A great offensive tactic is to send out employee and residents surveys to gather feedback on what is going well and where improvements could be made. Take action on the improvements needed, while simultaneously encouraging residents and employees with positive feedback to leave a review, which in turn encourages prospects to move forward with the community.

One defensive tactic is making sure residents and employees are happy and addressing areas of concern before they take their frustrations online. People are likely to leave negative reviews when they’re in an emotional state — unhappy and unheard.

With prospective residents often the focus, employee satisfaction can be overlooked in a reputation management strategy. But missing this key part is detrimental. Employees have firsthand experience with what matters to people who are considering senior living communities. If an employee is dissatisfied enough to leave a review, they may leave specific feedback about certain aspects that they know are important to prospects and their families to dissuade them.

So you got a negative review. Now what? 

Responding to the comment with an acknowledgment of the negative experience described and an invitation to discuss it one on one can go a long way. After the conversation, the resident or employee may realize they were upset when they left the review and exaggerated, or they just needed the chance to be heard. They can go into their review and edit it or add an additional response noting that they talked through and resolved the issue with the community. 

Whether you get the chance to talk to the reviewer or not, the good will of the offered outreach can help neutralize the negative comment.

How reputation management fits in a digital marketing strategy

Prospects and their families are doing a lot more upfront planning, and an aesthetically pleasing website isn’t enough to keep up with this shift. A robust marketing strategy that includes reputation management, an optimized website, content marketing, SEO optimization, and in-depth analytics analysis is essential to keeping up with emerging generations.

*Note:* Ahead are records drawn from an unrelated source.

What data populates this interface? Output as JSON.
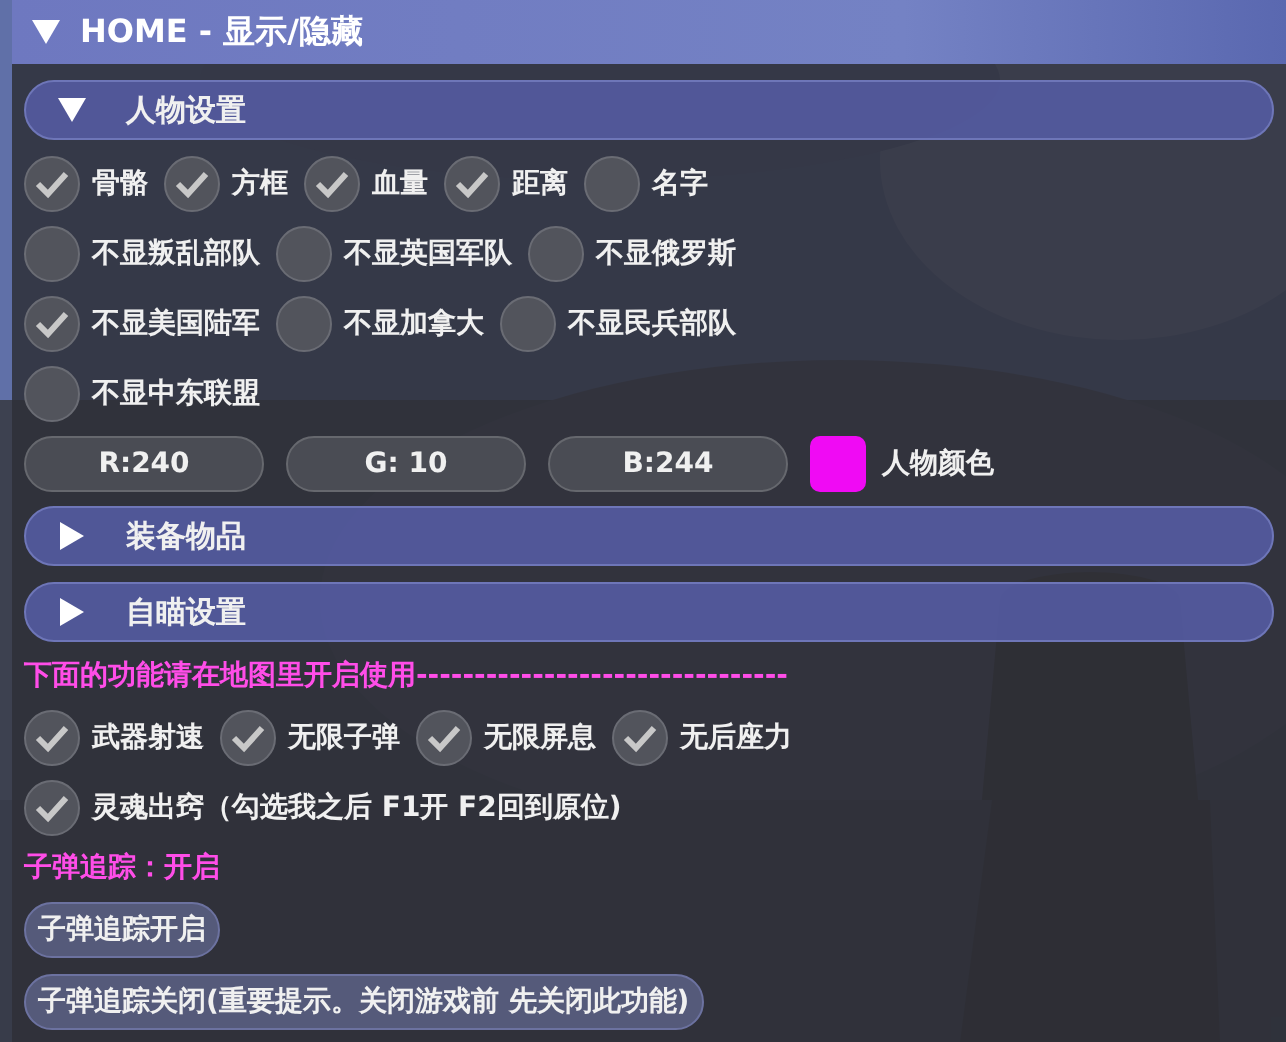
{
  "window": {
    "title": "HOME - 显示/隐藏",
    "expanded": true
  },
  "sections": [
    {
      "label": "人物设置",
      "expanded": true,
      "lines": [
        {
          "checkboxes": [
            {
              "label": "骨骼",
              "checked": true
            },
            {
              "label": "方框",
              "checked": true
            },
            {
              "label": "血量",
              "checked": true
            },
            {
              "label": "距离",
              "checked": true
            },
            {
              "label": "名字",
              "checked": false
            }
          ]
        },
        {
          "checkboxes": [
            {
              "label": "不显叛乱部队",
              "checked": false
            },
            {
              "label": "不显英国军队",
              "checked": false
            },
            {
              "label": "不显俄罗斯",
              "checked": false
            }
          ]
        },
        {
          "checkboxes": [
            {
              "label": "不显美国陆军",
              "checked": true
            },
            {
              "label": "不显加拿大",
              "checked": false
            },
            {
              "label": "不显民兵部队",
              "checked": false
            }
          ]
        },
        {
          "checkboxes": [
            {
              "label": "不显中东联盟",
              "checked": false
            }
          ]
        }
      ],
      "color_fields": [
        "R:240",
        "G: 10",
        "B:244"
      ],
      "swatch": {
        "color": "#f00af4",
        "label": "人物颜色"
      }
    },
    {
      "label": "装备物品",
      "expanded": false
    },
    {
      "label": "自瞄设置",
      "expanded": false
    }
  ],
  "notice": "下面的功能请在地图里开启使用--------------------------------",
  "option_lines": [
    {
      "checkboxes": [
        {
          "label": "武器射速",
          "checked": true
        },
        {
          "label": "无限子弹",
          "checked": true
        },
        {
          "label": "无限屏息",
          "checked": true
        },
        {
          "label": "无后座力",
          "checked": true
        }
      ]
    },
    {
      "checkboxes": [
        {
          "label": "灵魂出窍（勾选我之后 F1开 F2回到原位)",
          "checked": true
        }
      ]
    }
  ],
  "status": "子弹追踪：开启",
  "buttons": [
    "子弹追踪开启",
    "子弹追踪关闭(重要提示。关闭游戏前 先关闭此功能)"
  ]
}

In-depth data analysis is key. Evaluating data will reveal where reputation management and other marketing strategies are and aren’t working, so you can rely on facts instead of gut instinct. Unlike instinct, data doesn’t lie and can show where strategies need to pivot. 

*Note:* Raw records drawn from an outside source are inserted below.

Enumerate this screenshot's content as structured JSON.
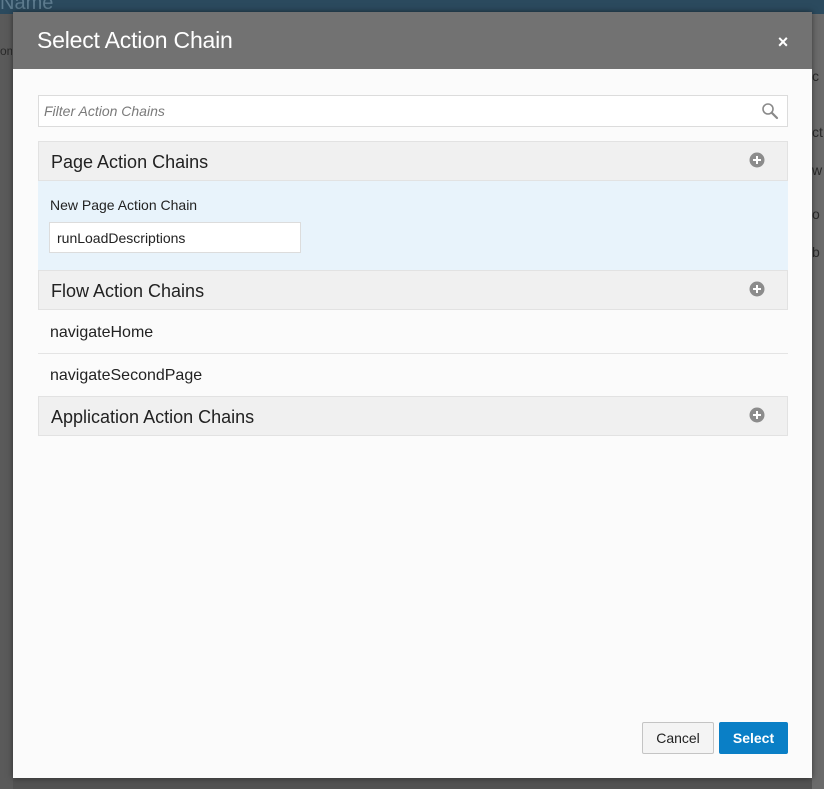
{
  "background": {
    "topbar_text": "Name",
    "left_fragment": "om",
    "right_fragments": [
      "c",
      "ct",
      "w",
      "o",
      "b"
    ]
  },
  "dialog": {
    "title": "Select Action Chain",
    "close_symbol": "×",
    "filter": {
      "placeholder": "Filter Action Chains",
      "value": ""
    },
    "sections": {
      "page": {
        "title": "Page Action Chains",
        "new_chain_label": "New Page Action Chain",
        "new_chain_value": "runLoadDescriptions"
      },
      "flow": {
        "title": "Flow Action Chains",
        "items": [
          "navigateHome",
          "navigateSecondPage"
        ]
      },
      "application": {
        "title": "Application Action Chains"
      }
    },
    "buttons": {
      "cancel": "Cancel",
      "select": "Select"
    }
  },
  "colors": {
    "header_bg": "#727272",
    "section_bg": "#f0f0f0",
    "highlight_bg": "#e8f3fb",
    "primary": "#0a7fc6"
  },
  "icons": {
    "search": "search-icon",
    "add": "add-circle-icon",
    "close": "close-icon"
  }
}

Another hidden gold mine of information: Consider finding out why you may have lost a lead to another community. Part of reputation management is checking in with lost leads and discussing where their expectations weren’t met. Talking with the lost lead about what the community could have done to meet their expectations and make the decision easier for them is essential for doing better the next time. 

It’s vital to keep in mind that prospects want to make these types of important decisions with confidence, and part of building that confidence is helping them envision what day-to-day life will be like in the community. If reviews online are negative, the website has a bad user experience or is too vague, or there is a lack of reputation management strategies in place, the prospect or key decision makers may be left to fill in the blanks themselves. 

Think about how quickly marketing strategies have had to evolve within the last few years. As future generations age and consider senior living for themselves, not only are they even more tech-savvy than the generations before them, but they’ve also potentially been through this process before with an older loved one. Those prior experiences might mean prospects have preconceived ideas about the process and how senior living will be for them, which can be problematic if their loved one had a negative experience.

Giving prospects and families the tools they need to make confident and smart decisions for their future is important. It is vital that senior living communities adjust their marketing strategies quickly to adapt to tech-savvy prospects by managing their reputation and providing helpful decision-making content, all while helping prospects develop an understanding of the vibrant lifestyle they can experience in the community. 

Holly Koch is a director of client strategy at SmartBug Media. She is well versed in implementing digital marketing strategies for many industries, but is particularly passionate about the senior living industry.